Mori takes letter from Abe to Park
Former Prime Minister Yoshiro Mori delivered the handwritten letter from the incumbent prime minister in a rare meeting with President Park at the Blue House yesterday. The letter called for “talks because there is the task of improving Korea-Japanese relations so that next year can be a good year for both countries.”
Next year marks the 50th anniversary of the normalization of ties.
“I look forward to meeting with you during international conferences to be held this fall,” Abe added.
The letter addressed to Park appears to be a bid by the Japanese prime minister to ease relations with Seoul and push for a bilateral summit on the sidelines of the Asia-Pacific Economic Cooperation (APEC) leaders’ summit in Beijing or a G-20 summit in Australia, both scheduled in November.
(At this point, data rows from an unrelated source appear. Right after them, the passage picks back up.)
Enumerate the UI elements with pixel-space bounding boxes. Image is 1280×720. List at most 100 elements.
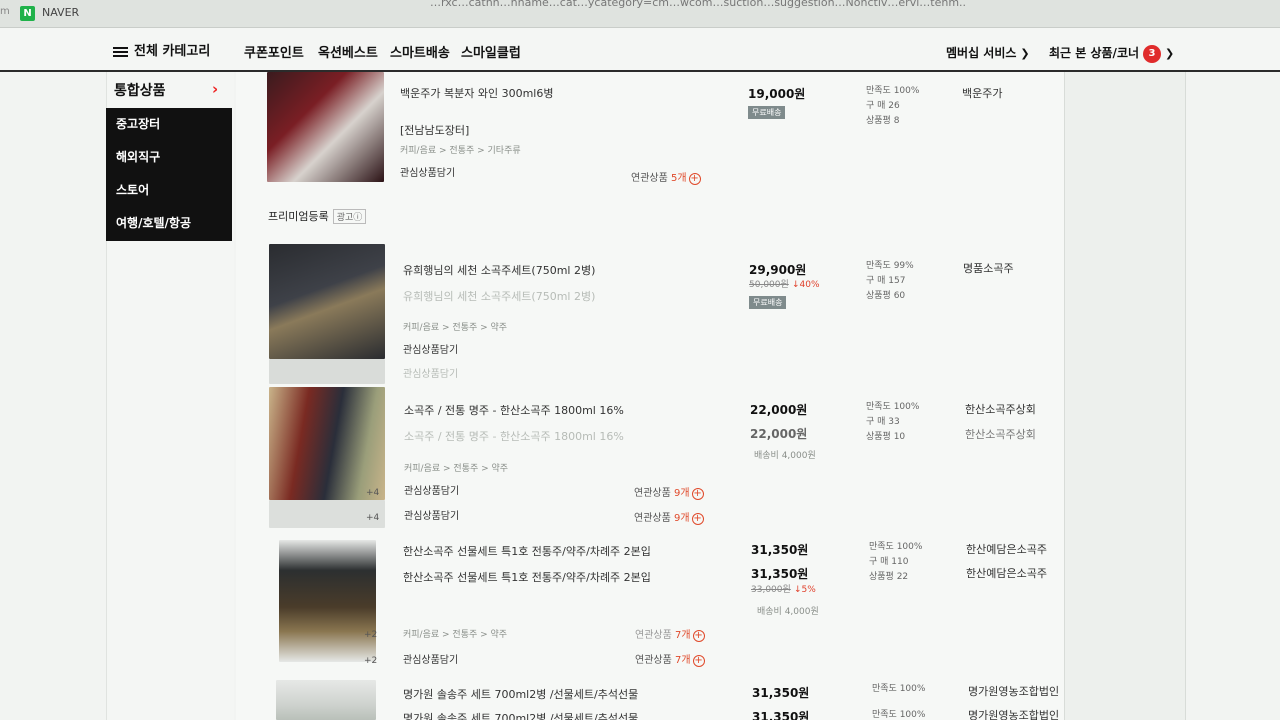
nav-link-best[interactable]: 옥션베스트: [318, 42, 378, 61]
discount-rate: ↓5%: [793, 585, 816, 595]
product-price: 31,350원: [751, 543, 809, 557]
sidebar-item-store[interactable]: 스토어: [106, 174, 232, 207]
product-title[interactable]: 백운주가 복분자 와인 300ml6병: [400, 85, 553, 101]
product-price-ghost: 31,350원: [751, 567, 809, 581]
nav-link-smart-delivery[interactable]: 스마트배송: [390, 42, 450, 61]
product-price: 22,000원: [750, 403, 808, 417]
product-thumbnail[interactable]: [269, 387, 385, 500]
product-title[interactable]: 유희행님의 세천 소곡주세트(750ml 2병): [403, 262, 595, 278]
wishlist-button[interactable]: 관심상품담기: [404, 482, 459, 497]
image-count: +2: [364, 630, 378, 640]
plus-circle-icon: +: [688, 173, 701, 185]
seller-name-ghost: 명가원영농조합법인: [968, 709, 1060, 720]
shipping-fee: 배송비 4,000원: [757, 607, 819, 617]
nav-link-coupon[interactable]: 쿠폰포인트: [244, 42, 304, 61]
product-stats: 만족도 99% 구 매 157 상품평 60: [866, 259, 914, 304]
category-path[interactable]: 커피/음료 > 전통주 > 약주: [403, 627, 507, 640]
plus-circle-icon: +: [692, 630, 705, 642]
related-products-link[interactable]: 연관상품 7개 +: [635, 651, 705, 667]
wishlist-ghost: 관심상품담기: [403, 369, 459, 380]
seller-name[interactable]: 백운주가: [962, 85, 1002, 101]
chevron-down-icon: ❯: [1165, 47, 1175, 60]
product-title-ghost: 소곡주 / 전통 명주 - 한산소곡주 1800ml 16%: [404, 430, 624, 443]
stat-purchases: 구 매 157: [866, 276, 906, 286]
plus-circle-icon: +: [691, 488, 704, 500]
category-path[interactable]: 커피/음료 > 전통주 > 약주: [404, 461, 508, 474]
original-price: 33,000원: [751, 585, 791, 595]
product-stats: 만족도 100% 구 매 26 상품평 8: [866, 84, 919, 129]
wishlist-button[interactable]: 관심상품담기: [403, 341, 458, 356]
all-categories-button[interactable]: 전체 카테고리: [113, 40, 210, 59]
stat-purchases: 구 매 33: [866, 417, 900, 427]
product-title[interactable]: 한산소곡주 선물세트 특1호 전통주/약주/차례주 2본입: [403, 543, 651, 559]
recent-products-menu[interactable]: 최근 본 상품/코너 3 ❯: [1049, 44, 1174, 63]
product-stats: 만족도 100% 구 매 110 상품평 22: [869, 540, 922, 585]
product-price: 29,900원: [749, 263, 807, 277]
related-label: 연관상품: [631, 173, 668, 184]
seller-name[interactable]: 한산소곡주상회: [965, 401, 1036, 417]
product-thumbnail-ghost: [269, 359, 385, 384]
stat-satisfaction: 만족도 100%: [866, 86, 920, 96]
seller-name[interactable]: 한산예담은소곡주: [966, 541, 1047, 557]
related-count: 5개: [671, 173, 687, 184]
free-shipping-badge: 무료배송: [749, 296, 787, 309]
seller-name-ghost: 한산예담은소곡주: [966, 567, 1047, 580]
related-products-link[interactable]: 연관상품 9개 +: [634, 484, 704, 500]
browser-tab-strip: m N NAVER …rxc…catnn…nname…cat…ycategory…: [0, 0, 1280, 28]
membership-service-menu[interactable]: 멤버십 서비스 ❯: [946, 44, 1030, 61]
membership-label: 멤버십 서비스: [946, 46, 1017, 60]
product-thumbnail[interactable]: [276, 680, 376, 720]
free-shipping-badge: 무료배송: [748, 106, 786, 119]
product-title[interactable]: 소곡주 / 전통 명주 - 한산소곡주 1800ml 16%: [404, 402, 624, 418]
nav-link-smile-club[interactable]: 스마일클럽: [461, 42, 521, 61]
product-thumbnail[interactable]: [279, 540, 376, 662]
shipping-fee: 배송비 4,000원: [754, 451, 816, 461]
browser-tab-title[interactable]: NAVER: [42, 6, 79, 19]
plus-circle-icon: +: [691, 513, 704, 525]
stat-reviews: 상품평 60: [866, 291, 906, 301]
sidebar-title[interactable]: 통합상품: [114, 80, 166, 100]
premium-label: 프리미엄등록 광고ⓘ: [268, 208, 367, 224]
price-strike-row: 50,000원 ↓40%: [749, 277, 820, 290]
product-title[interactable]: 명가원 솔송주 세트 700ml2병 /선물세트/추석선물: [403, 686, 638, 702]
plus-circle-icon: +: [692, 655, 705, 667]
sidebar-item-travel[interactable]: 여행/호텔/항공: [106, 207, 232, 240]
product-price-ghost: 31,350원: [752, 710, 810, 720]
sidebar-item-overseas[interactable]: 해외직구: [106, 141, 232, 174]
product-title-ghost: 명가원 솔송주 세트 700ml2병 /선물세트/추석선물: [403, 712, 639, 720]
image-count: +4: [366, 488, 380, 498]
original-price: 50,000원: [749, 280, 789, 290]
product-thumbnail[interactable]: [269, 244, 385, 359]
site-nav: 전체 카테고리 쿠폰포인트 옥션베스트 스마트배송 스마일클럽 멤버십 서비스 ❯…: [0, 28, 1280, 72]
related-products-link[interactable]: 연관상품 5개 +: [631, 169, 701, 185]
category-path[interactable]: 커피/음료 > 전통주 > 기타주류: [400, 143, 521, 156]
naver-favicon-icon: N: [20, 6, 35, 21]
sidebar-item-used[interactable]: 중고장터: [106, 108, 232, 141]
product-price: 31,350원: [752, 686, 810, 700]
chevron-right-icon: ›: [212, 80, 219, 98]
stat-satisfaction: 만족도 100%: [866, 402, 920, 412]
seller-name-ghost: 한산소곡주상회: [965, 428, 1036, 441]
price-strike-row: 33,000원 ↓5%: [751, 582, 816, 595]
wishlist-button[interactable]: 관심상품담기: [403, 651, 458, 666]
category-path[interactable]: 커피/음료 > 전통주 > 약주: [403, 320, 507, 333]
wishlist-button[interactable]: 관심상품담기: [400, 164, 455, 179]
tab-edge-label: m: [0, 6, 10, 17]
image-count-ghost: +2: [364, 656, 378, 666]
stat-reviews: 상품평 8: [866, 116, 900, 126]
product-title-ghost: 한산소곡주 선물세트 특1호 전통주/약주/차례주 2본입: [403, 571, 651, 584]
recent-label: 최근 본 상품/코너: [1049, 46, 1140, 60]
discount-rate: ↓40%: [791, 280, 820, 290]
product-thumbnail[interactable]: [267, 72, 384, 182]
right-panel: [1064, 72, 1186, 720]
all-categories-label: 전체 카테고리: [134, 44, 211, 59]
seller-name[interactable]: 명가원영농조합법인: [968, 683, 1059, 699]
ad-info-badge[interactable]: 광고ⓘ: [332, 209, 367, 224]
stat-satisfaction: 만족도 100%: [869, 542, 923, 552]
seller-name[interactable]: 명품소곡주: [963, 260, 1014, 276]
sidebar-menu: 중고장터 해외직구 스토어 여행/호텔/항공: [106, 108, 232, 241]
product-price: 19,000원: [748, 87, 806, 101]
address-bar-url[interactable]: …rxc…catnn…nname…cat…ycategory=cm…wcom…s…: [430, 0, 966, 9]
product-stats: 만족도 100% 구 매 33 상품평 10: [866, 400, 919, 445]
wishlist-ghost: 관심상품담기: [404, 511, 460, 522]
The two leaders have yet to hold bilateral talks, though they met during a trilateral summit in March that included U.S. President Barack Obama at The Hague.
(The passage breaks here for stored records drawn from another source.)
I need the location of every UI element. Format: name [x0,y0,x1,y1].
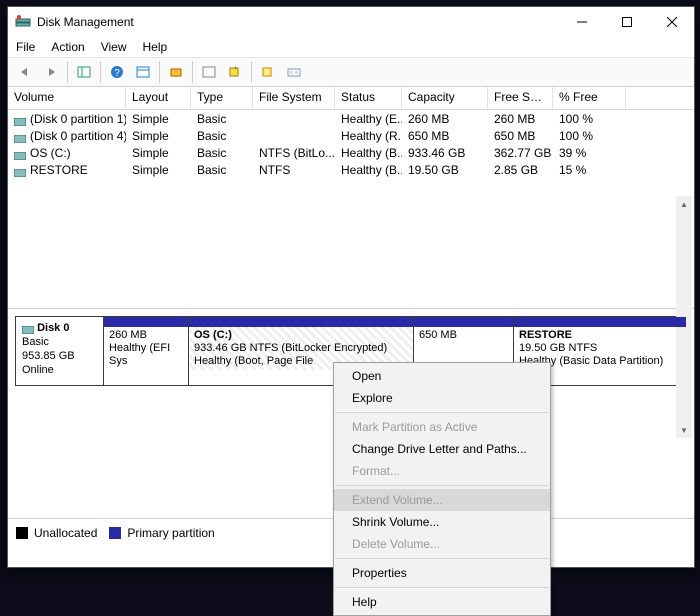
close-button[interactable] [649,7,694,37]
ctx-change-letter[interactable]: Change Drive Letter and Paths... [334,438,550,460]
disk-state: Online [22,364,54,376]
ctx-mark-active: Mark Partition as Active [334,416,550,438]
menu-separator [335,587,549,588]
forward-button[interactable] [39,60,63,84]
legend-primary-swatch [109,527,121,539]
minimize-button[interactable] [559,7,604,37]
toolbar-icon-5[interactable] [256,60,280,84]
volume-list-header: Volume Layout Type File System Status Ca… [8,87,694,110]
legend-unallocated-label: Unallocated [34,526,97,540]
volume-name: OS (C:) [30,146,71,160]
col-layout[interactable]: Layout [126,87,191,109]
toolbar-icon-2[interactable] [164,60,188,84]
toolbar-icon-4[interactable] [223,60,247,84]
partition-line1: 933.46 GB NTFS (BitLocker Encrypted) [194,342,408,355]
toolbar-icon-6[interactable] [282,60,306,84]
ctx-open[interactable]: Open [334,365,550,387]
volume-list: (Disk 0 partition 1) Simple Basic Health… [8,110,694,309]
svg-text:?: ? [114,68,120,79]
toolbar-icon-3[interactable] [197,60,221,84]
menu-action[interactable]: Action [51,40,84,54]
partition-line1: 260 MB [109,329,183,342]
volume-row[interactable]: RESTORE Simple Basic NTFS Healthy (B... … [8,161,694,178]
menu-file[interactable]: File [16,40,35,54]
volume-name: (Disk 0 partition 1) [30,112,126,126]
ctx-delete-volume: Delete Volume... [334,533,550,555]
titlebar[interactable]: Disk Management [8,7,694,37]
ctx-help[interactable]: Help [334,591,550,613]
disk-info: Disk 0 Basic 953.85 GB Online [16,317,104,385]
partition-line1: 19.50 GB NTFS [519,342,681,355]
volume-icon [14,166,26,174]
menu-separator [335,412,549,413]
legend-unallocated-swatch [16,527,28,539]
help-icon[interactable]: ? [105,60,129,84]
menu-separator [335,485,549,486]
ctx-extend-volume: Extend Volume... [334,489,550,511]
volume-row[interactable]: (Disk 0 partition 1) Simple Basic Health… [8,110,694,127]
volume-row[interactable]: OS (C:) Simple Basic NTFS (BitLo... Heal… [8,144,694,161]
partition-line2: Healthy (EFI Sys [109,342,183,368]
window-controls [559,7,694,37]
menu-separator [335,558,549,559]
partition-title: RESTORE [519,329,681,342]
volume-icon [14,132,26,140]
col-freespace[interactable]: Free Spa... [488,87,553,109]
col-filesystem[interactable]: File System [253,87,335,109]
col-type[interactable]: Type [191,87,253,109]
ctx-format: Format... [334,460,550,482]
volume-row[interactable]: (Disk 0 partition 4) Simple Basic Health… [8,127,694,144]
menu-help[interactable]: Help [143,40,168,54]
ctx-explore[interactable]: Explore [334,387,550,409]
scroll-up-icon[interactable]: ▲ [676,196,692,212]
col-capacity[interactable]: Capacity [402,87,488,109]
col-pctfree[interactable]: % Free [553,87,626,109]
disk-type: Basic [22,336,49,348]
show-hide-console-tree-icon[interactable] [72,60,96,84]
disk-size: 953.85 GB [22,350,75,362]
toolbar-icon-1[interactable] [131,60,155,84]
toolbar: ? [8,57,694,87]
volume-name: (Disk 0 partition 4) [30,129,126,143]
menu-view[interactable]: View [101,40,127,54]
col-status[interactable]: Status [335,87,402,109]
window-title: Disk Management [37,15,559,29]
context-menu: Open Explore Mark Partition as Active Ch… [333,362,551,616]
scroll-down-icon[interactable]: ▼ [676,422,692,438]
partition-efi[interactable]: 260 MB Healthy (EFI Sys [104,317,189,385]
disk-icon [22,324,34,332]
volume-icon [14,115,26,123]
maximize-button[interactable] [604,7,649,37]
volume-name: RESTORE [30,163,88,177]
app-icon [15,14,31,30]
partition-line1: 650 MB [419,329,508,342]
disk-name: Disk 0 [37,322,69,334]
ctx-shrink-volume[interactable]: Shrink Volume... [334,511,550,533]
menu-bar: File Action View Help [8,37,694,57]
legend-primary-label: Primary partition [127,526,214,540]
partition-title: OS (C:) [194,329,408,342]
back-button[interactable] [13,60,37,84]
ctx-properties[interactable]: Properties [334,562,550,584]
volume-icon [14,149,26,157]
col-volume[interactable]: Volume [8,87,126,109]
The letter appears to convey Abe’s hopes of improving bilateral ties so that a bilateral summit may possibly be held.
Park conveyed to Mori that she looked forward to “a future-looking relationship between Korea and Japan marking the 50th anniversary of the normalization of ties for next year.”
But for this to happen, she added, past historical issues must be resolved, including the issue of the Japanese military’s sexual enslavement of Korean women and girls during World War II. Those survivors, now in their 80s and 90s, are commonly known as “comfort women.”
Mori visited Korea to attend the opening ceremony of the 2014 Incheon Asian Games as the head of the organizing committee for the 2020 Olympics and Paralympics in Tokyo.
Mori met with reporters after his meeting with Park, noting that he also expressed to the president Abe’s thoughts that her Aug. 15 Liberation Day message about starting a new chapter of Korea-Japan relations “came close to heart.”
Upon receiving the letter, Park sent her regards to the Japanese prime minister, he added, agreeing that efforts are needed on both sides to improve relations.
On the same day, the fifth round of Korea-Japan talks in Tokyo to resolve the comfort women issue brought about anticipation that there could be some headway into tackling the tensions between the two nations around historical and territorial disputes.
During the meeting with Mori, President Park welcomed his visit to Korea and attendance at the opening ceremony of the Incheon Asian Games. “I meet you today after meeting you at my inauguration [as president] last year,” she said.
Park recalled meeting Mori in 2006 during a visit to Japan, when she served as a lawmaker, and thanked him for his role in bilateral relations as head of the Japan-Korea Parliamentarians’ Union.
“In the past you have put a lot of effort into advancing Korea-Japan relations, and even after you retired as a politician, you have continued to play various roles, and I thank you for this,” she said.
Park also told him she hoped to “pave relations both nations could be happy about.”
The president last met with a prominent Japanese figure in late July, when Tokyo Gov. Yoichi Masuzoe came to Korea.
The meeting yesterday comes ahead of her seven-day trip to North America for a state visit to Canada, followed by her attendance at the 69th session of the UN General Assembly and the UN Climate Change Summit on Sept. 23 in New York.